Forthcoming: post 9 covers Huffman coding.
Cross-references
Next in series: VByte / Varint (post 8), which trades bit-level precision for byte-alignment. VByte is the workhorse of production columnar databases, not because it is theoretically optimal but because byte operations are fast.
Earlier in series:
- Universal Codes as Priors (post 3): the framework for measuring how well a code matches a source, including the redundancy metric used in the optimality tests here.
- Unary and Elias Gamma (post 4): the unary coding underlying the quotient part of Rice/Golomb.
- Elias Delta and Omega (post 5): bit-length-based universal codes.
- Fibonacci Coding (post 6): the Zeckendorf representation approach to self-delimiting codes.
Cross-series links: The Stepanov bridge posts (Codecs as Functors and Prefix-Free Codes and Generic Programming) connect this parametric design to the algebraic type-codec story. The parameter $k$ in Rice is conceptually the “tag-bit-width” choice in the Either sum-type combinator: just as Either<L, R> allocates a fixed number of tag bits to distinguish the two cases, Rice allocates $k$ bits to the fixed-width remainder field. The quotient field is the “which slot” selector, the remainder is the “value within the slot.”

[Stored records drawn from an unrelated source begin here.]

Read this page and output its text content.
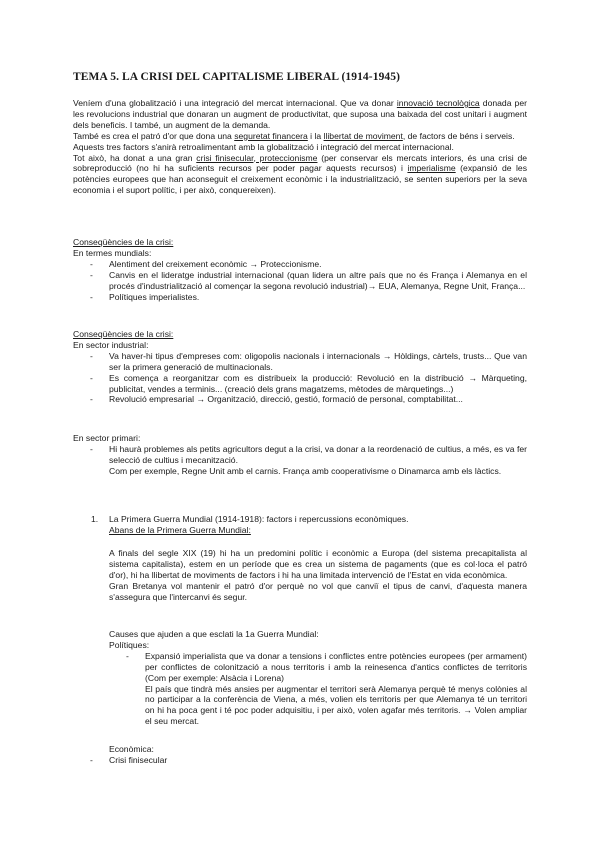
TEMA 5. LA CRISI DEL CAPITALISME LIBERAL (1914-1945)

Veníem d'una globalització i una integració del mercat internacional. Que va donar innovació tecnològica donada per les revolucions industrial que donaran un augment de productivitat, que suposa una baixada del cost unitari i augment dels beneficis. I també, un augment de la demanda.

També es crea el patró d'or que dona una seguretat financera i la llibertat de moviment, de factors de béns i serveis.

Aquests tres factors s'anirà retroalimentant amb la globalització i integració del mercat internacional.

Tot això, ha donat a una gran crisi finisecular, proteccionisme (per conservar els mercats interiors, és una crisi de sobreproducció (no hi ha suficients recursos per poder pagar aquests recursos) i imperialisme (expansió de les potències europees que han aconseguit el creixement econòmic i la industrialització, se senten superiors per la seva economia i el suport polític, i per això, conquereixen).

Conseqüències de la crisi:

En termes mundials:

- Alentiment del creixement econòmic → Proteccionisme.
- Canvis en el lideratge industrial internacional (quan lidera un altre país que no és França i Alemanya en el procés d'industrialització al començar la segona revolució industrial)→ EUA, Alemanya, Regne Unit, França...
- Polítiques imperialistes.

Conseqüències de la crisi:

En sector industrial:

- Va haver-hi tipus d'empreses com: oligopolis nacionals i internacionals → Hòldings, càrtels, trusts... Que van ser la primera generació de multinacionals.
- Es comença a reorganitzar com es distribueix la producció: Revolució en la distribució → Màrqueting, publicitat, vendes a terminis... (creació dels grans magatzems, mètodes de màrquetings...)
- Revolució empresarial → Organització, direcció, gestió, formació de personal, comptabilitat...

En sector primari:

- Hi haurà problemes als petits agricultors degut a la crisi, va donar a la reordenació de cultius, a més, es va fer selecció de cultius i mecanització.

Com per exemple, Regne Unit amb el carnis. França amb cooperativisme o Dinamarca amb els làctics.

1. La Primera Guerra Mundial (1914-1918): factors i repercussions econòmiques.

Abans de la Primera Guerra Mundial:

A finals del segle XIX (19) hi ha un predomini polític i econòmic a Europa (del sistema precapitalista al sistema capitalista), estem en un període que es crea un sistema de pagaments (que es col·loca el patró d'or), hi ha llibertat de moviments de factors i hi ha una limitada intervenció de l'Estat en vida econòmica.

Gran Bretanya vol mantenir el patró d'or perquè no vol que canviï el tipus de canvi, d'aquesta manera s'assegura que l'intercanvi és segur.

Causes que ajuden a que esclati la 1a Guerra Mundial:

Polítiques:

- Expansió imperialista que va donar a tensions i conflictes entre potències europees (per armament) per conflictes de colonització a nous territoris i amb la reinesenca d'antics conflictes de territoris (Com per exemple: Alsàcia i Lorena)

El país que tindrà més ansies per augmentar el territori serà Alemanya perquè té menys colònies al no participar a la conferència de Viena, a més, volien els territoris per que Alemanya té un territori on hi ha poca gent i té poc poder adquisitiu, i per això, volen agafar més territoris. → Volen ampliar el seu mercat.

Econòmica:

- Crisi finisecular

Production code: The Rice<K> and Golomb<M> structs in this post correspond directly to the production implementations in PFC: see include/pfc/codecs.hpp. The production version adds fixed-size queries, concept constraints, and integration with the BitReader/BitWriter infrastructure from core.hpp. The pedagogical versions here are self-contained and use the same algorithmic logic.